And continuing a trend that has manifested over the past three years, Human Error and Security, respectively are the chief issues that negatively impact server hardware/server operating system reliability and cause downtime.      

Unsurprisingly, in the 21st Century Digital Age, the functionality and reliability of the core, foundation server hardware and server operating systems is more crucial than ever. The server hardware and the server OSes are the bedrock upon which the organization’s mainstream line of business (LOB) applications rest.  High reliability and near continual system and application availability is imperative for organizations’ core on-premises, cloud based and Network Edge/Perimeter environments. Infrastructure — irrespective of location – is essential to the overall health of business operations.
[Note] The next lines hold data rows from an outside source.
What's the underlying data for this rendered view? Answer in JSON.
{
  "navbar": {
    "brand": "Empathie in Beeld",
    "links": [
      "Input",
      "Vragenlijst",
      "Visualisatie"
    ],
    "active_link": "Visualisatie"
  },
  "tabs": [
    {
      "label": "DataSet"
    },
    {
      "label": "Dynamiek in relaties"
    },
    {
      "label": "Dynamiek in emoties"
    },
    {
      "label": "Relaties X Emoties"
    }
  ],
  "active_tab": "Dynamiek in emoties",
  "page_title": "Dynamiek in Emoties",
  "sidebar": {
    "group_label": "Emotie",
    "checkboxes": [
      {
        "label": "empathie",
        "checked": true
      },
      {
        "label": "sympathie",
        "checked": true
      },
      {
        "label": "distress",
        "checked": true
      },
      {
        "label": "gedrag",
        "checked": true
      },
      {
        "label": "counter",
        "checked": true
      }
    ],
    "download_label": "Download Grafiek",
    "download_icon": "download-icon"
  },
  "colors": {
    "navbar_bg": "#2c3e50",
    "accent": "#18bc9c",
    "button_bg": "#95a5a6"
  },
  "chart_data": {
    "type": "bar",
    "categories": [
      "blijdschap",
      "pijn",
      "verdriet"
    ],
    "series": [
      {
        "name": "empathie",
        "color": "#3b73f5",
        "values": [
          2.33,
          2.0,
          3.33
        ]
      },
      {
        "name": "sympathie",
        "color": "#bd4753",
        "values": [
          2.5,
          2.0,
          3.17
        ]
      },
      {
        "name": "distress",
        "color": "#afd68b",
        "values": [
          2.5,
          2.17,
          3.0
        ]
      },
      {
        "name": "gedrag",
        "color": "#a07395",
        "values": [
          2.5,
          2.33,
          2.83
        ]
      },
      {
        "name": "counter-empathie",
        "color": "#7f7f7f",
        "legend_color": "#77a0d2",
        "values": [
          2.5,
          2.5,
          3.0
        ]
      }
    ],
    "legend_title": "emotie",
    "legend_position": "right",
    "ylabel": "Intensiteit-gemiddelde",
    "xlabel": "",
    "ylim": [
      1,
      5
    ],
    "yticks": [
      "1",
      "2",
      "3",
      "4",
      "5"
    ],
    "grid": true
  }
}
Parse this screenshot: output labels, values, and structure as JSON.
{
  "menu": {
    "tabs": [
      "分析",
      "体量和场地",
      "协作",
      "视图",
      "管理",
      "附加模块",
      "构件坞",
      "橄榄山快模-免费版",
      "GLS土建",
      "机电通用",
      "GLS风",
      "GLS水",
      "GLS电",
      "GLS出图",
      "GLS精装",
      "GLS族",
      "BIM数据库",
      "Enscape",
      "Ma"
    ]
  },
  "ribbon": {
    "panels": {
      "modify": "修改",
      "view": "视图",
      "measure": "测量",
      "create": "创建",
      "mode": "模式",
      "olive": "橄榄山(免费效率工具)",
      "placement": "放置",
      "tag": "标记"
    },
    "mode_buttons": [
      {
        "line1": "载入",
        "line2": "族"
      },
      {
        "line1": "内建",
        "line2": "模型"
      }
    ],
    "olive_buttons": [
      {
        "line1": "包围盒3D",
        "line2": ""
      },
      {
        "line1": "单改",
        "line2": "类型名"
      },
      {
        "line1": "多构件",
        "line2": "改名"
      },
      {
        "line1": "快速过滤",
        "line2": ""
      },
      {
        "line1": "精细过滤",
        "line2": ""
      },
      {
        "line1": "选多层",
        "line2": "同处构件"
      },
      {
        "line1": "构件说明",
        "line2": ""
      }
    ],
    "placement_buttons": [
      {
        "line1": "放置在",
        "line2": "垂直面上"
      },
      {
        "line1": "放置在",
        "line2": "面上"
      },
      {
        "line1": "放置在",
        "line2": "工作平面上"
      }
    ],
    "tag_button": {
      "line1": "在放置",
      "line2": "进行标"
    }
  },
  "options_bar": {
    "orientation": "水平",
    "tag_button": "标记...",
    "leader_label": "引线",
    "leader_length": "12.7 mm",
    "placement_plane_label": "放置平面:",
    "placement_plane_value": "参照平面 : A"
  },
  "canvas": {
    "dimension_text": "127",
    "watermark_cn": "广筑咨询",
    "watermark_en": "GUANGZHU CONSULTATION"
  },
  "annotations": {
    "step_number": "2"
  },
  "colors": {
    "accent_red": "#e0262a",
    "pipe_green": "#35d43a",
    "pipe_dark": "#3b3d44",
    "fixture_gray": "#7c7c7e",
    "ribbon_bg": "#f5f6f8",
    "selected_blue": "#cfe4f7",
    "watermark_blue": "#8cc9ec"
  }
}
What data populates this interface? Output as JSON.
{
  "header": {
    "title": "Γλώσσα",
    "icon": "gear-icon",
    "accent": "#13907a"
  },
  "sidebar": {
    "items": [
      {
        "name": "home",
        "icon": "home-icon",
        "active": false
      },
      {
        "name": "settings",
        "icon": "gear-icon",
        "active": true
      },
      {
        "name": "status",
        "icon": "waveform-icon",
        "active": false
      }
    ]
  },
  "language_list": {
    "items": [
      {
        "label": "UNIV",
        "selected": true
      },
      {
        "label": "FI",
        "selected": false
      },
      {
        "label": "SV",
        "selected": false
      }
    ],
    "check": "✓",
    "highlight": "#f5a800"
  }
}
The inherent reliability and robustness of server hardware and the server operating systems are the singularly most critical factors that influence, impact and ultimately determine the uptime and availability of mission critical line of business applications, virtual machines (VMs) that run on top of them and the connectivity devices that access them.

On a positive note, the inherent reliability of server hardware and server operating system software  as well as advancements in the underlying processor technology, all continue to improve year over year. But the survey results also reveal that external issues, most notably human error and security breaches,  have also assumed greater significance in undermining system and network accessibility and performance.

The overall health of network operations, applications, management and security functions all depend on the core foundation elements: server hardware, server operating systems and virtualization to deliver high availability, robust management and solid security. The reliability of the server, server OS and virtualization platforms form the foundation of the entire network infrastructure. The individual and collective reliability of these platforms have a direct, immediate and long lasting impact on daily operations and business results.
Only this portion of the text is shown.